Title: As Petals Fall

Fandom: Saiyuki

Characters: Kenren & Tenpou

Prompt: 85-Myth

Word Count: 602

Rating: PG

Summary: A conversation beneath the sakura.

In the fields of Heaven, the sakura trees were always in full bloom. Beneath one of the largest trees within the city of Heaven, two gods sat, sharing a bottle of sake as they watched the pink petals fall to the green grass below.

One arm folded behind his head as he rested against the large trunk of the tree, Kenren sighed as he looked up. "This has got to be my favorite of all the sakura around here," he told Tenpou, who sat beside him sipping sake. "This tree has character. Sometimes I feel as though I know every branch and blossom on this thing."

"It might be because you spend more time out here resting on its branches than you do commanding your troops," Tenpou remarked, his voice colored by humor.

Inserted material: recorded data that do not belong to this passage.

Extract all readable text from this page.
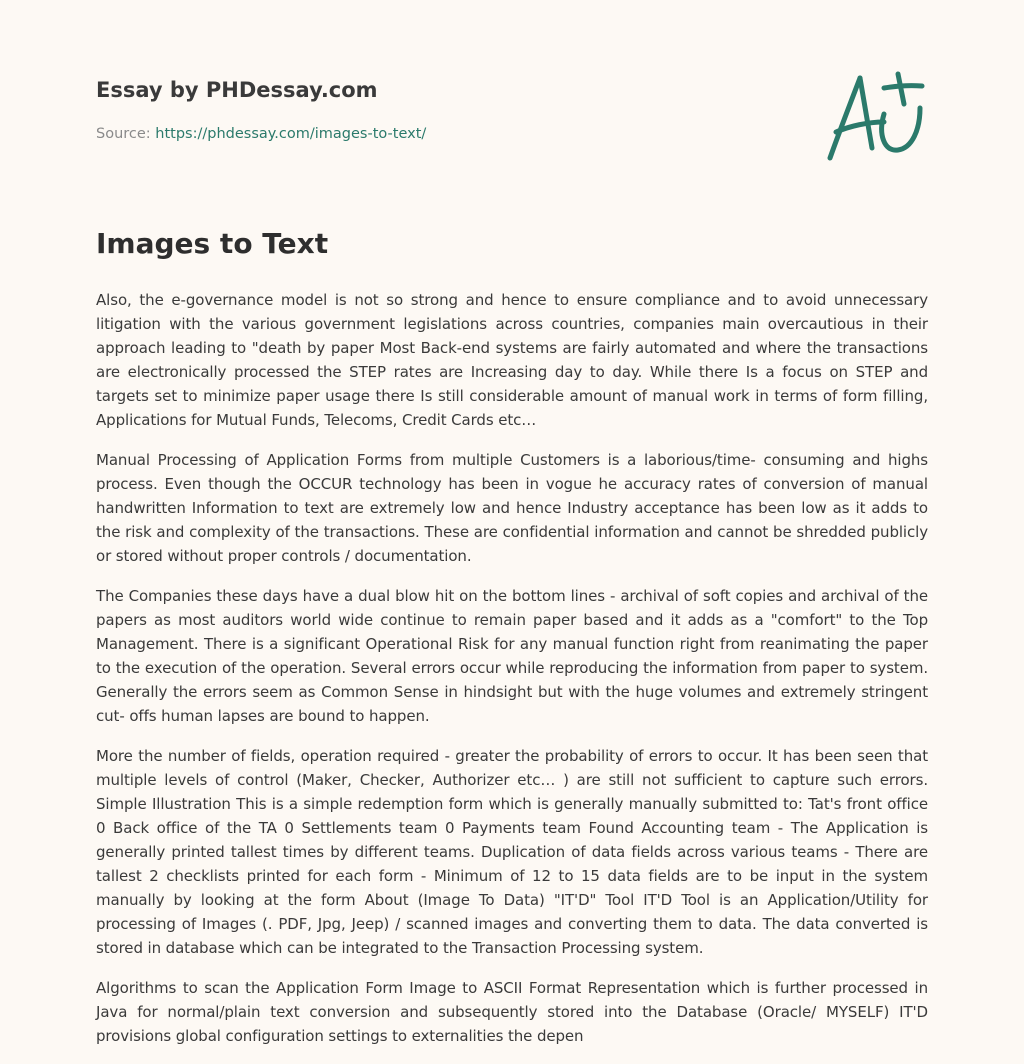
Essay by PHDessay.com
Source: https://phdessay.com/images-to-text/
Images to Text

Also, the e-governance model is not so strong and hence to ensure compliance and to avoid unnecessary litigation with the various government legislations across countries, companies main overcautious in their approach leading to "death by paper Most Back-end systems are fairly automated and where the transactions are electronically processed the STEP rates are Increasing day to day. While there Is a focus on STEP and targets set to minimize paper usage there Is still considerable amount of manual work in terms of form filling, Applications for Mutual Funds, Telecoms, Credit Cards etc…

Manual Processing of Application Forms from multiple Customers is a laborious/time- consuming and highs process. Even though the OCCUR technology has been in vogue he accuracy rates of conversion of manual handwritten Information to text are extremely low and hence Industry acceptance has been low as it adds to the risk and complexity of the transactions. These are confidential information and cannot be shredded publicly or stored without proper controls / documentation.

The Companies these days have a dual blow hit on the bottom lines - archival of soft copies and archival of the papers as most auditors world wide continue to remain paper based and it adds as a "comfort" to the Top Management. There is a significant Operational Risk for any manual function right from reanimating the paper to the execution of the operation. Several errors occur while reproducing the information from paper to system. Generally the errors seem as Common Sense in hindsight but with the huge volumes and extremely stringent cut- offs human lapses are bound to happen.

More the number of fields, operation required - greater the probability of errors to occur. It has been seen that multiple levels of control (Maker, Checker, Authorizer etc… ) are still not sufficient to capture such errors. Simple Illustration This is a simple redemption form which is generally manually submitted to: Tat's front office 0 Back office of the TA 0 Settlements team 0 Payments team Found Accounting team - The Application is generally printed tallest times by different teams. Duplication of data fields across various teams - There are tallest 2 checklists printed for each form - Minimum of 12 to 15 data fields are to be input in the system manually by looking at the form About (Image To Data) "IT'D" Tool IT'D Tool is an Application/Utility for processing of Images (. PDF, Jpg, Jeep) / scanned images and converting them to data. The data converted is stored in database which can be integrated to the Transaction Processing system.

Algorithms to scan the Application Form Image to ASCII Format Representation which is further processed in Java for normal/plain text conversion and subsequently stored into the Database (Oracle/ MYSELF) IT'D provisions global configuration settings to externalities the depen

Kenren shot him an amused glance. "I could say a similar thing about you and those books of yours, you know."

Tenpou chucked. "I suppose that you could," he conceded. The gaze that he cast up into the stream of falling petals became more somber. "Whenever I look up at them," Tenpou continued, "it reminds me of a story that I heard once. They say in the world below that when a warrior is sentenced to die by his own hand, he does so under trees like these, and his body is buried there, making the usual white petals turn this shade of pink."

"So it's death that makes these flowers so beautiful?" Kenren asked. "The people under heaven are pretty morbid."

"Perhaps," Tenpou replied, watching the pink blossoms float down on a gentle current of air. "It makes you wonder, though, whose bodies are feeding the trees up here."

Kenren turned to the other god slightly, a soft smile on his face. "You can be very strange sometimes, Tenpou. It's a wonder how I put up with you."

"Oh, I don't know," Tenpou answered, his voice tinged with amusement. "I suppose that I could say the same thing of you."

Kenren chuckled in response, and the two gods sat in companionable silence for a while on the blanket of sakura petals. After a few moments, Tenpou turned to gaze over at his friend, whose dark eyes were cast up at the bough of the tree. The sunlight cast shadows on his face which moved in time to the gentle swaying of the tree's branches. It seemed like they could sit like this forever. Side by side, as it should be. They were gods, after all. With Nataku as war god, it seemed as though the armies of heaven would have to worry little about losing their divine lives in battle, but could such a state last forever?

"Do you know what happens when gods die?" Tenpou asked his companion suddenly, though he knew the answer.

"Sure," Kenren replied. "Their souls fall into the cycle of death and rebirth in the world below." He frowned, shrugging. "It seems like a fate worse than Hell, if you ask me."

Gazing over into dark eyes, Tenpou wore a faint smile. "They say that you meet the people that you cared for in the previous life. A never ending circle of that doesn't seem all that bad to me."

Kenren frowned at his friend. "I suppose not, but what's all this talk about death? It's not like we really need to worry about that, not lately at least."

"I suppose not," Tenpou answered, his voice noncommittal. But he wondered that if it ever came to that, would he know the dark-haired god if he saw him in the world under heaven?